Бледные старушки в чихтикопи,[4]
по привычке не допуская обмана, берут к столу красное кахетинское без пробы. Не пробуя, покупают его и мальчишки, пригнанные к Илико с квартой из соседних тупиков, в душной тени которых только что совершилась сделка.Сюда же приходят прежде всего смаковать терпкую сырость напитанной вином земли бывшие виноторговцы, в чьи подвалы въехал Осоавиахим, свезя туда вместе с инвентарем и аптечные запахи, едкими островками плавающие в настоянном на древних винах воздухе.
И наверно, долго еще из земляных полов будет подниматься от жара живучий дух лозы, а сквозь масляную краску стен не раз проступят бурые пятна сырости, похожие на буйволиные морды.
В этот угол базара бывшие хозяева винных подвалов приходят ежедневно по двое или по трое, для третьего голоса в хоре, в белых шелковых косоворотках, гладко обтягивающих грудь и живот. Пучки угнанных назад сборок, скрепленные тонкими кожаными поясами, придают фигурам петушиную важность, в то время как спереди кутилы похожи на крытые шелком бурдюки.
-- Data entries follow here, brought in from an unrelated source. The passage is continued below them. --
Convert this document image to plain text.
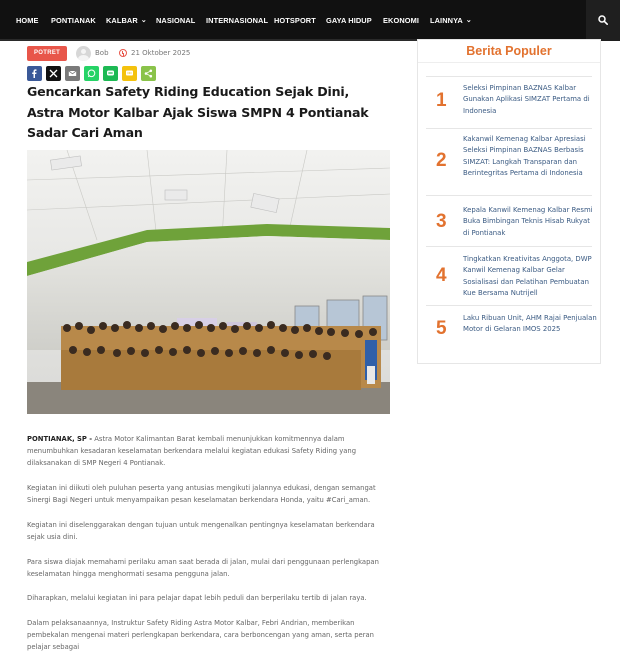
HOME PONTIANAK KALBAR ⌄ NASIONAL INTERNASIONAL HOTSPORT GAYA HIDUP EKONOMI LAINNYA ⌄
POTRET	Bob	21 Oktober 2025
Gencarkan Safety Riding Education Sejak Dini, Astra Motor Kalbar Ajak Siswa SMPN 4 Pontianak Sadar Cari Aman

PONTIANAK, SP - Astra Motor Kalimantan Barat kembali menunjukkan komitmennya dalam menumbuhkan kesadaran keselamatan berkendara melalui kegiatan edukasi Safety Riding yang dilaksanakan di SMP Negeri 4 Pontianak.

Kegiatan ini diikuti oleh puluhan peserta yang antusias mengikuti jalannya edukasi, dengan semangat Sinergi Bagi Negeri untuk menyampaikan pesan keselamatan berkendara Honda, yaitu #Cari_aman.

Kegiatan ini diselenggarakan dengan tujuan untuk mengenalkan pentingnya keselamatan berkendara sejak usia dini.

Para siswa diajak memahami perilaku aman saat berada di jalan, mulai dari penggunaan perlengkapan keselamatan hingga menghormati sesama pengguna jalan.

Diharapkan, melalui kegiatan ini para pelajar dapat lebih peduli dan berperilaku tertib di jalan raya.

Dalam pelaksanaannya, Instruktur Safety Riding Astra Motor Kalbar, Febri Andrian, memberikan pembekalan mengenai materi perlengkapan berkendara, cara berboncengan yang aman, serta peran pelajar sebagai

Berita Populer
1
Seleksi Pimpinan BAZNAS Kalbar Gunakan Aplikasi SIMZAT Pertama di Indonesia
2
Kakanwil Kemenag Kalbar Apresiasi Seleksi Pimpinan BAZNAS Berbasis SIMZAT: Langkah Transparan dan Berintegritas Pertama di Indonesia
3
Kepala Kanwil Kemenag Kalbar Resmi Buka Bimbingan Teknis Hisab Rukyat di Pontianak
4
Tingkatkan Kreativitas Anggota, DWP Kanwil Kemenag Kalbar Gelar Sosialisasi dan Pelatihan Pembuatan Kue Bersama Nutrijell
5 Laku Ribuan Unit, AHM Rajai Penjualan Motor di Gelaran IMOS 2025
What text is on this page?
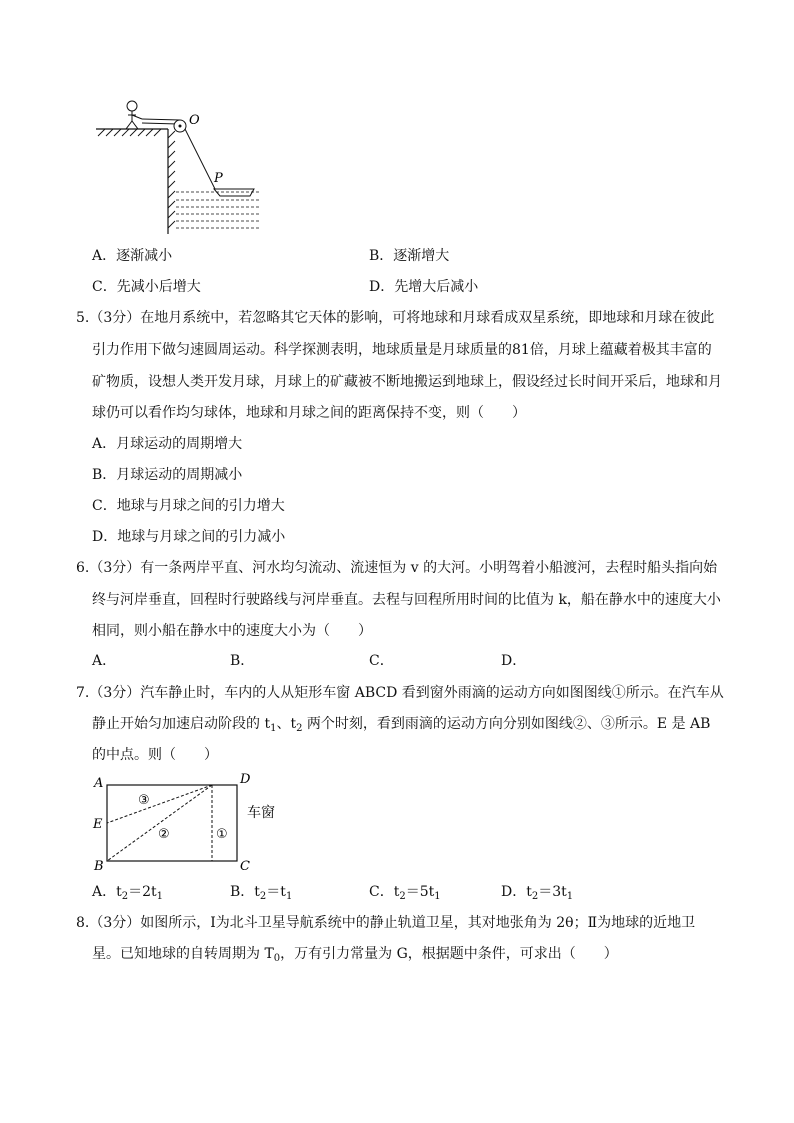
O
P
A．逐渐减小	B．逐渐增大
C．先减小后增大	D．先增大后减小
5.（3分）在地月系统中，若忽略其它天体的影响，可将地球和月球看成双星系统，即地球和月球在彼此
引力作用下做匀速圆周运动。科学探测表明，地球质量是月球质量的81倍，月球上蕴藏着极其丰富的
矿物质，设想人类开发月球，月球上的矿藏被不断地搬运到地球上，假设经过长时间开采后，地球和月
球仍可以看作均匀球体，地球和月球之间的距离保持不变，则（　　）
A．月球运动的周期增大
B．月球运动的周期减小
C．地球与月球之间的引力增大
D．地球与月球之间的引力减小
6.（3分）有一条两岸平直、河水均匀流动、流速恒为 v 的大河。小明驾着小船渡河，去程时船头指向始
终与河岸垂直，回程时行驶路线与河岸垂直。去程与回程所用时间的比值为 k，船在静水中的速度大小
相同，则小船在静水中的速度大小为（　　）
A．	B．	C．	D．
7.（3分）汽车静止时，车内的人从矩形车窗 ABCD 看到窗外雨滴的运动方向如图图线①所示。在汽车从
静止开始匀加速启动阶段的 $t_1$、$t_2$ 两个时刻，看到雨滴的运动方向分别如图线②、③所示。E 是 AB
的中点。则（　　）
A	D
E
B	C
①
②
③
车窗
A．$t_2=2t_1$	B．$t_2=t_1$	C．$t_2=5t_1$	D．$t_2=3t_1$
8.（3分）如图所示，Ⅰ为北斗卫星导航系统中的静止轨道卫星，其对地张角为 2θ；Ⅱ为地球的近地卫
星。已知地球的自转周期为 $T_0$，万有引力常量为 G，根据题中条件，可求出（　　）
Когда три такие фигуры, обутые в мягкие остроносые сапоги, подходят к бочке, они как три капли воды похожи на запорожцев, сохрани им господь на смуглых лысинах по чубу.
Поди напои такого крещеным вином, когда он пробует сначала ноздрей, а потом уже сизыми губами, долго и внимательно причмокивая. А то еще щелкнет бочку под бок и с точностью до одного стакана скажет, сколько в ней еще не выпитых ишаками кварт. Ишаками именно! Скажет он, потому что только ишак может запеть от вина, в котором из сорока ведер в бочке — двадцать чистой натахтарской[5]
воды.— Будь братом! — шепчет продавцу разжалованный князь вина. — Ту дзма хар! — повторит и подмигнет.